Magnetic hollow carbon microspheres (MHCMs) were fabricated with a dual alternative constitution of cavities and porous carbon shells by a combination of microwave-assistant polycondensation and surfactant-free emulsion polymerization. The MHCM was characterized by transmission electron microscopy, X-ray diffraction, thermogravimetric analysis, vibrating sample magnetometry and N₂ adsorption/desorption isotherms. The MHCMs possessed features of uniform morphologies, high surface area (680 m² g⁻¹), large pore volume (0.61 cm³ g⁻¹) and magnetic responsiveness. The MHCMs were used as an adsorbent to remove rhodamine B (RB). The removal efficiency of RB reached 99.5% and the adsorption capacity of the MHCMs reached as high as 300 mg g⁻¹. The adsorption process followed the Langmuir isotherm very well.
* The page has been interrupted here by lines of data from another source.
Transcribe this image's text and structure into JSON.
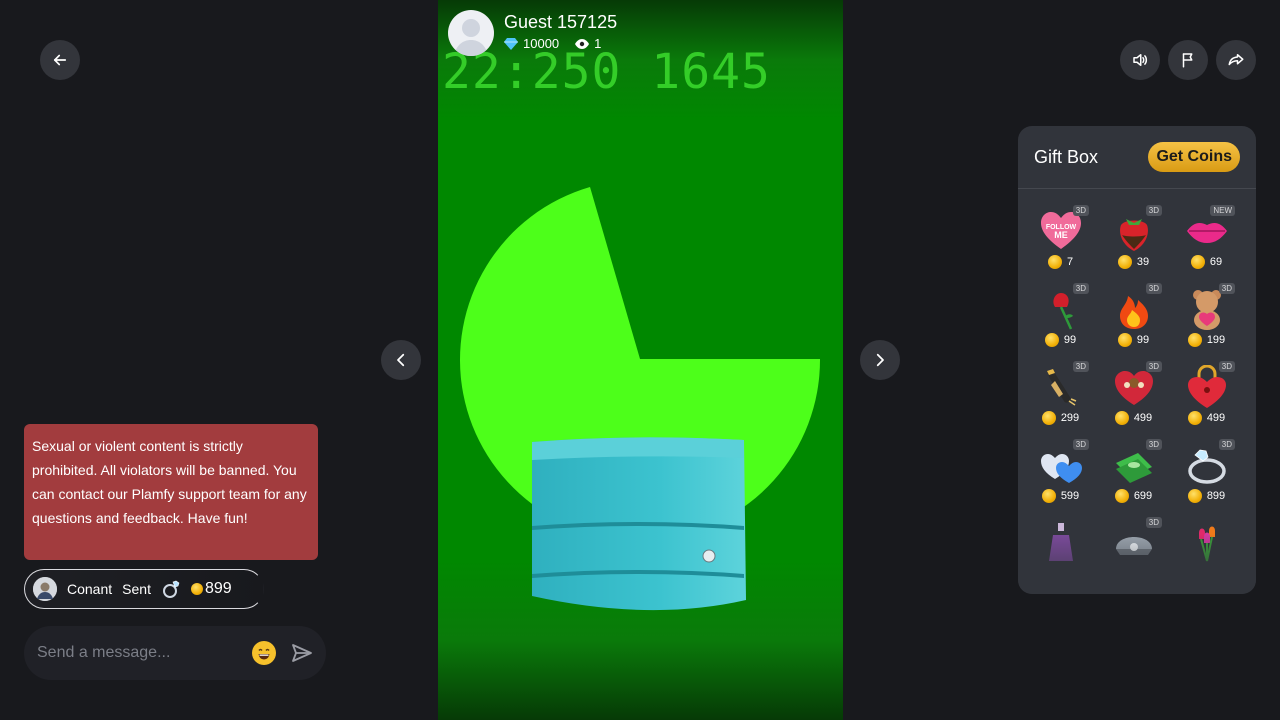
{
  "streamer": {
    "name": "Guest 157125",
    "diamonds": "10000",
    "viewers": "1",
    "clock_text": "22:250 1645"
  },
  "warning": {
    "text": "Sexual or violent content is strictly prohibited. All violators will be banned. You can contact our Plamfy support team for any questions and feedback. Have fun!"
  },
  "gift_message": {
    "user": "Conant",
    "action": "Sent",
    "amount": "899"
  },
  "chat_input": {
    "placeholder": "Send a message..."
  },
  "giftbox": {
    "title": "Gift Box",
    "get_coins_label": "Get Coins",
    "gifts": [
      {
        "name": "follow-me-heart",
        "price": "7",
        "tag": "3D"
      },
      {
        "name": "strawberry",
        "price": "39",
        "tag": "3D"
      },
      {
        "name": "kiss-lips",
        "price": "69",
        "tag": "NEW"
      },
      {
        "name": "rose",
        "price": "99",
        "tag": "3D"
      },
      {
        "name": "fire",
        "price": "99",
        "tag": "3D"
      },
      {
        "name": "teddy-bear",
        "price": "199",
        "tag": "3D"
      },
      {
        "name": "champagne",
        "price": "299",
        "tag": "3D"
      },
      {
        "name": "heart-chocolate-box",
        "price": "499",
        "tag": "3D"
      },
      {
        "name": "heart-lock",
        "price": "499",
        "tag": "3D"
      },
      {
        "name": "twin-hearts",
        "price": "599",
        "tag": "3D"
      },
      {
        "name": "money-stack",
        "price": "699",
        "tag": "3D"
      },
      {
        "name": "diamond-ring",
        "price": "899",
        "tag": "3D"
      },
      {
        "name": "perfume",
        "price": "",
        "tag": ""
      },
      {
        "name": "pearl-shell",
        "price": "",
        "tag": "3D"
      },
      {
        "name": "tulips",
        "price": "",
        "tag": ""
      }
    ]
  },
  "colors": {
    "background": "#18191d",
    "warning_bg": "#a23c3e",
    "video_green": "#008800",
    "pie_green": "#4dff1a",
    "coin_gold": "#f2b007",
    "panel_bg": "#31343b"
  }
}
The enthalpy change was 28.35 kJ mol⁻¹. The negative free energy change indicated that the adsorption process was feasible and spontaneous. The positive entropy change showed that there was an increase in disorder in the adsorption system. The removal process was endothermic and interaction controlled. The adsorption kinetics fitted well with the pseudo-second-order kinetics model. The removal efficiency of RB remained over 90% after six consecutive cycles, which demonstrated the high adsorption performance and favourable reusability of the MHCMs.